Merlin hums, thoughtful. "Most are, but some have abandoned that. Close your eyes." He pours an ewer of warm water over Arthur's head, then takes a ball of soap and works a lather into his hair. "I received a letter from Iseldir last week. He warned me that there was a magic-user, Alvarr, hoping to mount an attack on Camelot, trying to recruit Druids from different camps, particularly the young ones."
Arthur turns and stares at him. "You never told me about that."
"I was going to," Merlin protests. "I was just…distracted, with all that's gone on. Besides, if the spell broke after you killed her, then Morgause must have used her as the source for the sleeping spell, which might well mean she's working in league with this Alvarr. Or at least, she's swaying followers of her own. Dunk your head."
He does and comes up streaming water. "If she is as powerful as you say, though, she's certainly a coward. Conjuring herself out of Camelot the way she did?"
Merlin tugs at a clump of his hair in reproof. "It isn't cowardice to know when you are outnumbered. Once the sleeping enchantment was broken, she had no hope of achieving anything other than her own death, even with the knights," he points out.

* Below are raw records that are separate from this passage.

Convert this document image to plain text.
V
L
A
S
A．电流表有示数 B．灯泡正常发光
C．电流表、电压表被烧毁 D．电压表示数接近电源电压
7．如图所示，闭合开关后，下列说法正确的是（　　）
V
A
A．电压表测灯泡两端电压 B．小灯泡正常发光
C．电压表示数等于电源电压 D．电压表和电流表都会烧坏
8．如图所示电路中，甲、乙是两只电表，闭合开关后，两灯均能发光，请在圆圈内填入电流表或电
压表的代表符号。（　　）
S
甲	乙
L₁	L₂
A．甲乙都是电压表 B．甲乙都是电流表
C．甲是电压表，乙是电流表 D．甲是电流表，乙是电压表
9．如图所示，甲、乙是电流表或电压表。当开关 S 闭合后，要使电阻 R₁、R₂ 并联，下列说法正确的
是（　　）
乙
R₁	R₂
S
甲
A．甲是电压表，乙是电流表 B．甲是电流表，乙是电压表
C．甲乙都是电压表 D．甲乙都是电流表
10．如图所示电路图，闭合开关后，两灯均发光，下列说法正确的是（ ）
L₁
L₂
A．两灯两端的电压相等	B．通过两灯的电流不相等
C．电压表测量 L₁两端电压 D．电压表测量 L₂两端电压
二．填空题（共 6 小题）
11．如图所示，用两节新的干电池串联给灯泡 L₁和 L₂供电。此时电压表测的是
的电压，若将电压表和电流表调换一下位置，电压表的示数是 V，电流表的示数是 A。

"It's a dangerous thing to admire your enemy, Merlin. Just remember that." Exhaling sharply, he shakes his head, flinging water, and hears Merlin curse softly behind him. "Seven hells on her, anyways. Leave it for another day. I'm quite thoroughly exhausted with talk of this. Have we not earned at least a brief spell of grace, or will we be forever uncoiling others' plots?" Leaning back against the edge of the tub, he tilts his head back to look at the young man. "How's your lip?" he asks, reaching up to touch the corner of Merlin's mouth. His split lip has scabbed over in unsightly blackish-red, and there's a hideous line of mottled bruising running up his swollen cheek where the knight's gauntlet had struck him.
Holding the edge of the tub for balance, Merlin leans over him and kisses him, slow and leisurely. "Does that answer suffice?" he asks in a low voice.
"Mm, I believe I'll need further convincing."
Merlin is more than happy to oblige.